You know what you heard and it does sound like it was aimed at you but living with other people is hard.

ReanimatedSGB · 27/04/2019 21:34

Some people are incredibly precious to the extent that they think a moment's exasperation must mean the end of any friendly relationship. An awful lot of us might even go so far as to say 'Just fuck off out of my face for a bit, will you?' directly to people we love, if they happen to be underfoot when we are both busy and already upset about something.
She's being nice to you now; she probably feels guilty about being a grump because she does like you and you just caught her at a bad moment. Some people would suggest having an 'honest conversation' about the incident but TBH that is likely to make things worse. Everyone is annoying sometimes, everyone gets annoyed sometimes. If there's a sustained pattern of little digs, or inconsiderate behaviour, that's another thing, but it would really be best to cut both her and yourself some slack over this.

Fr3d · 27/04/2019 21:39

I am an introvert and sometimes find having (the nicest possible) people around stressful. It's more if I don't get enough time alone, it has absolutely nothing to do with the people.

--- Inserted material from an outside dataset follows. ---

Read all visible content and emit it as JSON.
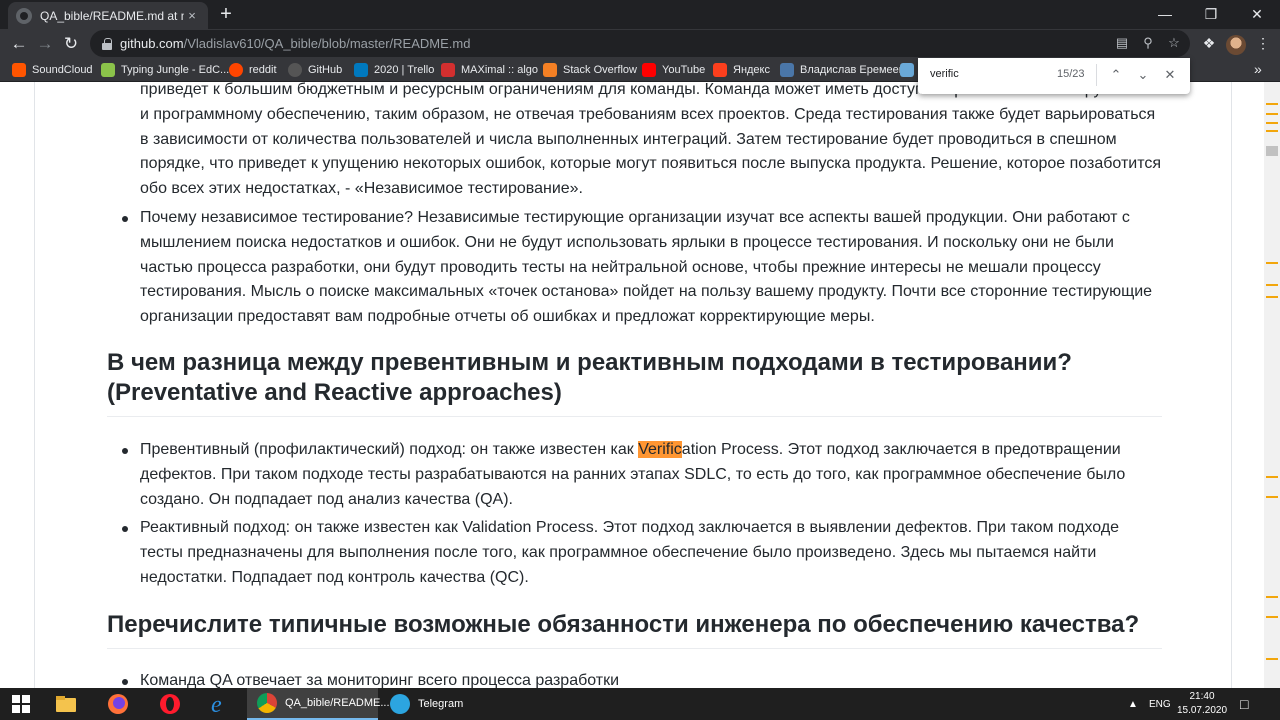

InappropriateFemale1981 · 27/04/2019 23:04

I think I’m on the ASD myself, I’ve noticed it more as I’ve gotten older, I cannot express my self at all anymore with regards to feelings, my mother says I don’t show emotion, I have an obsessions with remembering dates and everything else to do with numbers and I sometimes can’t empathise with others, I’m deffo a bit ‘quirky’ which can mean ASD.

InappropriateFemale1981 · 27/04/2019 23:06

I also seem to look at things extremely diffferent from 90% of people, maybe I’m just ‘odd’? Maybe I am a psychopath like my mother once said!!